By January, Pilla was discussing the threats with FBI agents. By February, she told them she'd received a total of four menacing letters. According to court documents, she named three unidentified suspects, all of whom worked at Case. She thought the letters were in retaliation for her discrimination complaint.

But somewhere along the way, her story must have unraveled. According to the FBI, she eventually admitted that she'd written the letters herself.

The feds filed criminal charges of their own, alleging that she "perpetrated a hoax" on Case and the FBI. She pleaded not guilty. Now, the esteemed scholar is facing the prospect of a criminal trial and up to three years in prison.

She's also fighting the backlash from an angry employer. "Case Western Reserve is just fanning the fires," says Pilla's lawyer, Denise Knecht. "They are doing everything they can to destroy Dr. Pilla. They're attacking her academic publications. They've not let her come on campus for several months. They're doing everything they can to go after her."

So Pilla spends her days in a comfy, sun-drenched apartment near Coventry. Five times in the last four years, she's called Cleveland Heights police to complain about such hardships as noisy neighbors, a dog barking, petty theft from her car, and a bat in her apartment.

On an April morning when snow still covers her front yard, Pilla reacts graciously to a surprise visit from a reporter. She invites her inside, offering coffee and a seat on the couch.

The professor apologizes for her sweats and uncombed hair. It's early, and the laptop on the couch indicates she's been interrupted from working on her research.

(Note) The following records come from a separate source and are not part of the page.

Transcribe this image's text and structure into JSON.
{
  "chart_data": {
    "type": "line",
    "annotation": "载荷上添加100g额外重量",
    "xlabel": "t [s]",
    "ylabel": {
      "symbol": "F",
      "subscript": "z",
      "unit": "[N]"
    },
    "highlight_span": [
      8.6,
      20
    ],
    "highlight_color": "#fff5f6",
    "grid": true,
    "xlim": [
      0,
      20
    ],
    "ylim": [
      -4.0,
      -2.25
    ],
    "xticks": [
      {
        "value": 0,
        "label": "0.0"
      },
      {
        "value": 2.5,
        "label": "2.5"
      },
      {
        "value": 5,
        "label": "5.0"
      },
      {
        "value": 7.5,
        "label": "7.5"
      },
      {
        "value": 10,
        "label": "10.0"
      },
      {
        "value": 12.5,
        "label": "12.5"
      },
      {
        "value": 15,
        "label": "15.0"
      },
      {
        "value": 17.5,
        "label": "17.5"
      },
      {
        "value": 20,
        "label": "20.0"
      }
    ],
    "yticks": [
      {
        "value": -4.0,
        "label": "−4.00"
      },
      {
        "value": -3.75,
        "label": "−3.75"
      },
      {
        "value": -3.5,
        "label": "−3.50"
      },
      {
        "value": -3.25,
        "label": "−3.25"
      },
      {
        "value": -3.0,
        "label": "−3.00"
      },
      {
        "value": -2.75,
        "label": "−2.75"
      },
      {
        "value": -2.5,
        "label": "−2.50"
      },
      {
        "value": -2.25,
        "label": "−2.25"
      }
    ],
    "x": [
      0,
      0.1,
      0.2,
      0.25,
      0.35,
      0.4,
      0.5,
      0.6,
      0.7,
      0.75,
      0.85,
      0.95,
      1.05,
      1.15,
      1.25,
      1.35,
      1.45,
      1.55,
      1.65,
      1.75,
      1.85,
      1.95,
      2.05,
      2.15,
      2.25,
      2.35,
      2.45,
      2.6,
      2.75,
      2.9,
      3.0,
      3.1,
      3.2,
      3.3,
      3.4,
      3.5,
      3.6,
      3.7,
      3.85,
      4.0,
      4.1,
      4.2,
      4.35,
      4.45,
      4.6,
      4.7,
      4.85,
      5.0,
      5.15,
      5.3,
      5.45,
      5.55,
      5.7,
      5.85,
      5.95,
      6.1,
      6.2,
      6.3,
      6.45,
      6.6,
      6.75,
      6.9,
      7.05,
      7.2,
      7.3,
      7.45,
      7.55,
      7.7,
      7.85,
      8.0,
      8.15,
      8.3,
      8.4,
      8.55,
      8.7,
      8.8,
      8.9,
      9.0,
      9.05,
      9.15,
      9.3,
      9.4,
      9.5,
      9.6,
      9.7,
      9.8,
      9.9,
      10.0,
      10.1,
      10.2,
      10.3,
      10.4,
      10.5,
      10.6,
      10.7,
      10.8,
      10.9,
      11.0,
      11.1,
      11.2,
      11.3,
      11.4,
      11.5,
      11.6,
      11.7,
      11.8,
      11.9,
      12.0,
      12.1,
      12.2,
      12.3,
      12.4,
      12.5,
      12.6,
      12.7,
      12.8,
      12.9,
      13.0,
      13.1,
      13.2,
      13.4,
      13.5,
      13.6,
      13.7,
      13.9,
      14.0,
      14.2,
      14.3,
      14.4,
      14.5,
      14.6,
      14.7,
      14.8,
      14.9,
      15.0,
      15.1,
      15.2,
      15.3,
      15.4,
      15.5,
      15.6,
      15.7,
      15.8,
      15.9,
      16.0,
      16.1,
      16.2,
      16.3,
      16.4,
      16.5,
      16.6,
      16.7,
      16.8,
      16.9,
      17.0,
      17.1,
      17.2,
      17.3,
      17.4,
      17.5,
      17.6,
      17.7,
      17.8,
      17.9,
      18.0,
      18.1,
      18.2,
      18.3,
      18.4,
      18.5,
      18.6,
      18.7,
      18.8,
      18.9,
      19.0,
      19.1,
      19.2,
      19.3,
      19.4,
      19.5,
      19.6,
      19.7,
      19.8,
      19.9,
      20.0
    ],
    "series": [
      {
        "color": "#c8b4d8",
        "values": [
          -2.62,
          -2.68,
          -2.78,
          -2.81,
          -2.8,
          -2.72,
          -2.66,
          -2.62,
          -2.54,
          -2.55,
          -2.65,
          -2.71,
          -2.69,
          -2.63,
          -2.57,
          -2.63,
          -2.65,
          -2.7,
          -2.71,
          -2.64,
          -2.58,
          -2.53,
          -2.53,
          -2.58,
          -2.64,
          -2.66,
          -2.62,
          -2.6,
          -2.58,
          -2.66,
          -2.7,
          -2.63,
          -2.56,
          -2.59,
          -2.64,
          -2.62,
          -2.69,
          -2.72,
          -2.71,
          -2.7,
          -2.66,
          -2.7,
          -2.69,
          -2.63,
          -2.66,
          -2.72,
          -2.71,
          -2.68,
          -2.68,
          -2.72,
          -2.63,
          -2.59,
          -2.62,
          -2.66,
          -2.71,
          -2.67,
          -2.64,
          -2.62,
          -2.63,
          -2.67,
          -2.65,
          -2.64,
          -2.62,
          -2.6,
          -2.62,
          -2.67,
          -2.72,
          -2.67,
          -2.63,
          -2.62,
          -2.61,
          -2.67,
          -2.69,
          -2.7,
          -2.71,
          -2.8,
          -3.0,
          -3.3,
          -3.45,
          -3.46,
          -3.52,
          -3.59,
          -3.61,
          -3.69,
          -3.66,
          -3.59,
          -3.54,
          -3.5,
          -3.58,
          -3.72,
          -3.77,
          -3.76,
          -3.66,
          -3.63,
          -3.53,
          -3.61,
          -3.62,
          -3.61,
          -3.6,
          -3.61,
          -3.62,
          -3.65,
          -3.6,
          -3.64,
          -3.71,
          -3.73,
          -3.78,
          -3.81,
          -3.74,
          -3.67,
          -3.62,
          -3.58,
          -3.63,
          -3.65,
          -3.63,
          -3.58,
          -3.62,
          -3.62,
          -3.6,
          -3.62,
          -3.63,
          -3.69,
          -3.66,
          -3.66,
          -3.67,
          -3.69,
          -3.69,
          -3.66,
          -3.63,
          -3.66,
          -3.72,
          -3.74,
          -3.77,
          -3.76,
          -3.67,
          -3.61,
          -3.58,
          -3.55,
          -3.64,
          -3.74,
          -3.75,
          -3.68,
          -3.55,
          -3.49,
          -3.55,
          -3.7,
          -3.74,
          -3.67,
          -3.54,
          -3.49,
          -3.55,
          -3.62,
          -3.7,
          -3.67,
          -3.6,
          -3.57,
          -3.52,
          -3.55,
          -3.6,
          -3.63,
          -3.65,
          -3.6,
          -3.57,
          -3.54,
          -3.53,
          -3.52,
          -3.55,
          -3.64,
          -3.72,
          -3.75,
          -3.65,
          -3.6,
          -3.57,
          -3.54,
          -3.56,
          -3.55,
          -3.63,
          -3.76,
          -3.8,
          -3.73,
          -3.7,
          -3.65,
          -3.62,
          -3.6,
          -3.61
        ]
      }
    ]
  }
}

She explains politely that she would like to tell her story, but not now. She hasn't been feeling well, you see, and would like some time to prepare.

Just a few days later, her tone has changed. She's angry, defensive, and doesn't want to talk. "Whatever you heard is not the truth," she says.

As the questions come, the panic in her voice increases. She reverts to repeating variations of the same sentence, over and over again.

"I've done great work at Case, and I have nothing more to say."

"I have done great work, and I have enjoyed doing great work."

"I have done great teaching. I've enjoyed it and continue to do great work."

When she's finished, the line goes dead.